Pour se garantir de l'atteinte des traits, nous savons que les Romains marchaient souvent à l'ennemi en formant ce qu'ils appelaient « la tortue »[16].
Les premiers rangs et les files de droite et de gauche, pour protéger le front et les flancs de la troupe, conservaient leurs boucliers devant eux ou à leurs côtés, tandis que les soldats des autres rangs les plaçaient au-dessus de leurs têtes : l'assemblage de tous ces boucliers formait une carapace qui permettait d'approcher assez près de l'ennemi pour l'attaquer en corps à corps.
Le même moyen était mis en usage pour parvenir aux pieds des murs d'une ville, travailler à la brèche et mouter à l'assaut, sous la pluie de traits des assiégés.
L'utilité de rendre toute blessure mortelle poussa, dès la plus haute antiquité, certaines nations à empoisonner leurs traits. Mais les peuples qui se faisaient gloire de leur civilisation, comme les Grecs et les Romains, semblent s'être toujours refusés à recourir à ces pratiques barbares que les Asiatiques ne dédaignèrent pas.
On sait que Porus, roi des Indes, fit subir par ce moyen de grandes pertes à l'armée d'Alexandre.
Le poison de la flèche des Scythes était particulièrement redouté et les Latins disaient « vulnera scythica », blessures dignes des Scythes, pour désigner celles qui étaient sans remède ou qui avaient été causées déloyalement. L'expression « sagittæ Lernæ », flèches trempées dans le sang de l'hydre de Lerne, semble aussi indiquer l'horreur que leur inspiraient les armes empoisonnées[17].
En dehors de l'emploi qui lui était habituellement dévolu, la flèche fut souvent utilisée d'autre manière.
La flèche porte-message, la flèche porte-feu ou flèche ardente, que l'on a parfois désignée par extension sous le nom de falarique, sont autant d'exemples de l'usage qu'on put faire du trait envoyé par l'arc.
La première rendait de grands services pour communiquer de l'une à l'autre rive d'un fleuve infranchissable, ou entre deux points escarpés ou encore avec une ville assiégée.
La seconde, garnie d'une étoupe enflammée,, était destinée à incendier à distance les habitations et les vaisseaux ou à jeter le désordre dans les rangs ennemis.

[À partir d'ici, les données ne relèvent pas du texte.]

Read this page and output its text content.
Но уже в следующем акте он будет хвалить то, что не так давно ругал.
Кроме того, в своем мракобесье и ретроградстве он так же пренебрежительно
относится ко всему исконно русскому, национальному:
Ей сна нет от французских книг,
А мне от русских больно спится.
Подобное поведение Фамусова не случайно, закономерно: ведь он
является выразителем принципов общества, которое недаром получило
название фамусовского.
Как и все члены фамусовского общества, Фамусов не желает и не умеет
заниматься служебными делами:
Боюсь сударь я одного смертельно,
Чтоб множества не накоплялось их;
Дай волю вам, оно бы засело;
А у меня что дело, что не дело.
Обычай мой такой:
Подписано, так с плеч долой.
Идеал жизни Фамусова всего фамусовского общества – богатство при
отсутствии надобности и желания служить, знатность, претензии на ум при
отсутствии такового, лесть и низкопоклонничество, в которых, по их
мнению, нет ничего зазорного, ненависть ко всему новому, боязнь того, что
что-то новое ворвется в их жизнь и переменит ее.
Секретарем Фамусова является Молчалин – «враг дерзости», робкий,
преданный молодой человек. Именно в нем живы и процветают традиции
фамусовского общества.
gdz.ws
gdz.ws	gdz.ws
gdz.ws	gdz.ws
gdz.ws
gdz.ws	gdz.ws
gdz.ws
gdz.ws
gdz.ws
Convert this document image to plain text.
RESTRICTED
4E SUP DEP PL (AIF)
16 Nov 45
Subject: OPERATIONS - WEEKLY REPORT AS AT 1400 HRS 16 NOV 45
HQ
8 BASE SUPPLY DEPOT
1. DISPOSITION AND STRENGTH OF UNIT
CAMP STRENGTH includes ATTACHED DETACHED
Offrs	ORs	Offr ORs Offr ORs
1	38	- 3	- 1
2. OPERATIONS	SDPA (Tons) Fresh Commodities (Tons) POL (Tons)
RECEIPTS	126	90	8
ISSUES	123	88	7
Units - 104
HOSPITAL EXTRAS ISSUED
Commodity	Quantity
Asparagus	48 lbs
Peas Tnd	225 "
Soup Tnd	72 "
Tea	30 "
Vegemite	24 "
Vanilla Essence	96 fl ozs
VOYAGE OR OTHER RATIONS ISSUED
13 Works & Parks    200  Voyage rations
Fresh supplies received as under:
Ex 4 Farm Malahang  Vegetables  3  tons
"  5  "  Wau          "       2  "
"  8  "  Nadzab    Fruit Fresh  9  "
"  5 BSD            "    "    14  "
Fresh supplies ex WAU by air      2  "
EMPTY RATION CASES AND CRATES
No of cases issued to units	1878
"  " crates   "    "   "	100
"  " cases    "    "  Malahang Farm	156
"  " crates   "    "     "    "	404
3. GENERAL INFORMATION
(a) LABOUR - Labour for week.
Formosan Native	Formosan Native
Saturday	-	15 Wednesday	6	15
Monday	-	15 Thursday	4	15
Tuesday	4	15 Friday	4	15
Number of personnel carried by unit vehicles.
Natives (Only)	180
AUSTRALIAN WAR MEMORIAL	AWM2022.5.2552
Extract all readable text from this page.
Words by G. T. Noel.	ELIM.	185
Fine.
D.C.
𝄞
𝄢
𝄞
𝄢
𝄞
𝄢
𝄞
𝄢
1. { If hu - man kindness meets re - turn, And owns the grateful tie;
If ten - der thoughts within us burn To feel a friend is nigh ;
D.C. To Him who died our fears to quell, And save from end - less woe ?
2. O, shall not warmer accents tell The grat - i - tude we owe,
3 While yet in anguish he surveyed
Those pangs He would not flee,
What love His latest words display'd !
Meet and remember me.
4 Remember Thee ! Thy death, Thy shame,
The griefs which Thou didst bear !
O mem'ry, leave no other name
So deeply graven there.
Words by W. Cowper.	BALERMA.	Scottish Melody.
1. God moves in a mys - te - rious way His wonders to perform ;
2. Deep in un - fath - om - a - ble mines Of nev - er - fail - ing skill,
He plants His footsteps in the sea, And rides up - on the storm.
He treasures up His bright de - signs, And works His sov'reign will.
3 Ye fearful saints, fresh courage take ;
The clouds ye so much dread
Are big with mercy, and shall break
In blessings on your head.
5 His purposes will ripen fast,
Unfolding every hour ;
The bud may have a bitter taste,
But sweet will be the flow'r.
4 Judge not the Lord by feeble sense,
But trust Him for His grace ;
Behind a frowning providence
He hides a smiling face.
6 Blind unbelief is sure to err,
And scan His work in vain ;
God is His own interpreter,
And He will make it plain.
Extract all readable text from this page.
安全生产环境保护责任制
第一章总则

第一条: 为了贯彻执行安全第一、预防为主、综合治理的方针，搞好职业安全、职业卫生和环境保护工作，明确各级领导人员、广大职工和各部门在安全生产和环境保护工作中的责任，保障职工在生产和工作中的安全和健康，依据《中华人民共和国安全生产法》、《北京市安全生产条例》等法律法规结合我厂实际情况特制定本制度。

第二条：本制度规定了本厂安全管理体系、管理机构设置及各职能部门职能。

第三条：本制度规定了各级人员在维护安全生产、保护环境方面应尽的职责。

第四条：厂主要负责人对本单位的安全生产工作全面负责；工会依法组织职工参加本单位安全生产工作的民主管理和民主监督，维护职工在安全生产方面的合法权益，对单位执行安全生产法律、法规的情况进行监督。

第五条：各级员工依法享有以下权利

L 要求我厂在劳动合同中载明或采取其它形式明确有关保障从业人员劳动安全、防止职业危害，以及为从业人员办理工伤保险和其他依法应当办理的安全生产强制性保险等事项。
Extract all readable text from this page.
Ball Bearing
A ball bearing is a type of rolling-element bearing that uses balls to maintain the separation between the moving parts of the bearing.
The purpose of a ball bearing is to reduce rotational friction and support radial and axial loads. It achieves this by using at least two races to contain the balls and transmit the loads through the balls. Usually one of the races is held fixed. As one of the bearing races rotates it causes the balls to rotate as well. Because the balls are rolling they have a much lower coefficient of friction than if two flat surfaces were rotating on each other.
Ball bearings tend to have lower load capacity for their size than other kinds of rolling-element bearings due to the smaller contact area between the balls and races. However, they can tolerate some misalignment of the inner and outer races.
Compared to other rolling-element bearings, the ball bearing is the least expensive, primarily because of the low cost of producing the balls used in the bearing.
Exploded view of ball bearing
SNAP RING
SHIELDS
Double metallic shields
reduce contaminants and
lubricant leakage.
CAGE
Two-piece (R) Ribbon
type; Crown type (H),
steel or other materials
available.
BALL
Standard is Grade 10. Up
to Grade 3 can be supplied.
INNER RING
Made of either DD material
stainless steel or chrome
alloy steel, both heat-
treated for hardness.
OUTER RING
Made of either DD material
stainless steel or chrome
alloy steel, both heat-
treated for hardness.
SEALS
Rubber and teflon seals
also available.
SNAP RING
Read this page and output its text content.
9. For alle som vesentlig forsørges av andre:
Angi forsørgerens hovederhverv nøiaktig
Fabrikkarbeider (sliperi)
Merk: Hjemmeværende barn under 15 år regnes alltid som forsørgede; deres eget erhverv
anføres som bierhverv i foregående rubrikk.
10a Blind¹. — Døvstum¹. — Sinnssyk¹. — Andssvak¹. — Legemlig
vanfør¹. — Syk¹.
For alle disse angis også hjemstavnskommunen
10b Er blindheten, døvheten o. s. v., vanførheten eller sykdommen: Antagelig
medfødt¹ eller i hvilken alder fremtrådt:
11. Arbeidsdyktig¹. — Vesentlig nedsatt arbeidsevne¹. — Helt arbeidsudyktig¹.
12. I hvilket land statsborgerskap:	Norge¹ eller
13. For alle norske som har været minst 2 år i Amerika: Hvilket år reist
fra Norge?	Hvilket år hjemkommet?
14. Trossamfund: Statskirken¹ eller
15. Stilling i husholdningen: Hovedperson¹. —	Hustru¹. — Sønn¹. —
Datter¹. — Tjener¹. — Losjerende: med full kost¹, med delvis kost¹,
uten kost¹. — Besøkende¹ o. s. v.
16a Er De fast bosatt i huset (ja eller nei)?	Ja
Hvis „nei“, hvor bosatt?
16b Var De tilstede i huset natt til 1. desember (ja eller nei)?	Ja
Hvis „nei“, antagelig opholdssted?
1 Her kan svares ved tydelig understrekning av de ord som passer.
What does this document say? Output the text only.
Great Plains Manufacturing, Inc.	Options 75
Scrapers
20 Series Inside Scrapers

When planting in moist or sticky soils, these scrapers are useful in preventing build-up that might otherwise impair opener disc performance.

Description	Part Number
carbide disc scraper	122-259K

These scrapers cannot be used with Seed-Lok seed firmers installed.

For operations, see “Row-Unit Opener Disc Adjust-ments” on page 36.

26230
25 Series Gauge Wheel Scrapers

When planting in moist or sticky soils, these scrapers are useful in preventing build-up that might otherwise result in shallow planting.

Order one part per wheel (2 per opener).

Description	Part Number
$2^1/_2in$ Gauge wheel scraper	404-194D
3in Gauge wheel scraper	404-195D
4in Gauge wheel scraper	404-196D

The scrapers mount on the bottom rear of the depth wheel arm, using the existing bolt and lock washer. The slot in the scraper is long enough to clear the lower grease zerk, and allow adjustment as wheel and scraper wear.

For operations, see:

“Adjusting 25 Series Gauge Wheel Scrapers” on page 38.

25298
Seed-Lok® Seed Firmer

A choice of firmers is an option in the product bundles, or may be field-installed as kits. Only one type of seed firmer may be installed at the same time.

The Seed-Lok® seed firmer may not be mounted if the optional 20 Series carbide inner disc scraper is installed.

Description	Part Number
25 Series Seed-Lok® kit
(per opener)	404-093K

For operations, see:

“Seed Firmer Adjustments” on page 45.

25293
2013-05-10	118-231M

Enfin, nous citerons un genre de flèches employées dans les armées romaines et qui se lançaient à la main, mais parfois aussi à l'aide de l'arc.
C'étaient des traits courts et plombés au talon qui, une fois tombés, demeuraient debout menaçants, faisant l'office de chausse-trapes et pouvant, sur un terrain approprié, entraver avec efficacité la marche de l'ennemi et particulièrement celle de sa cavalerie.
Il nous resterait à parler de la portée que pouvaient avoir les flèches lancées par les arcs de l'antiquité. La question ne laisse pas d'être délicate, car les renseignements que l'on peut trouver à ce sujet sont loin d'être précis et ne permettent de faire que de vagues conjectures.
Toutefois Végèce nous apprend[18] que les archers anciens, pour s'exercer au tir, se plaçaient à une distance de 600 pieds (environ 200 mètres) de la cible « afin de l'atteindre plus souvent » (ut sagittis sæpius signum tangerent) et, en recommandant de les imiter, il conseille aux archers de son temps de se servir, pour cet usage, d'arcs de jeu (lusariis arcubus utantur) qui devaient être évidemment d'une puissance moins grande que les arcs de guerre. On est donc autorisé à penser que la portée de ces derniers était supérieure à 200 mètres, ce qui n'a rien que de naturel si on la compare aux distances que peuvent couvrir de nos jours les arcs orientaux entre les mains exercées des archers asiatiques. C'est, d'ailleurs, l'étude de l'archerie orientale actuelle qui peut, la plupart du temps, fournir la solution des problèmes qui se posent au sujet de l'archerie antique.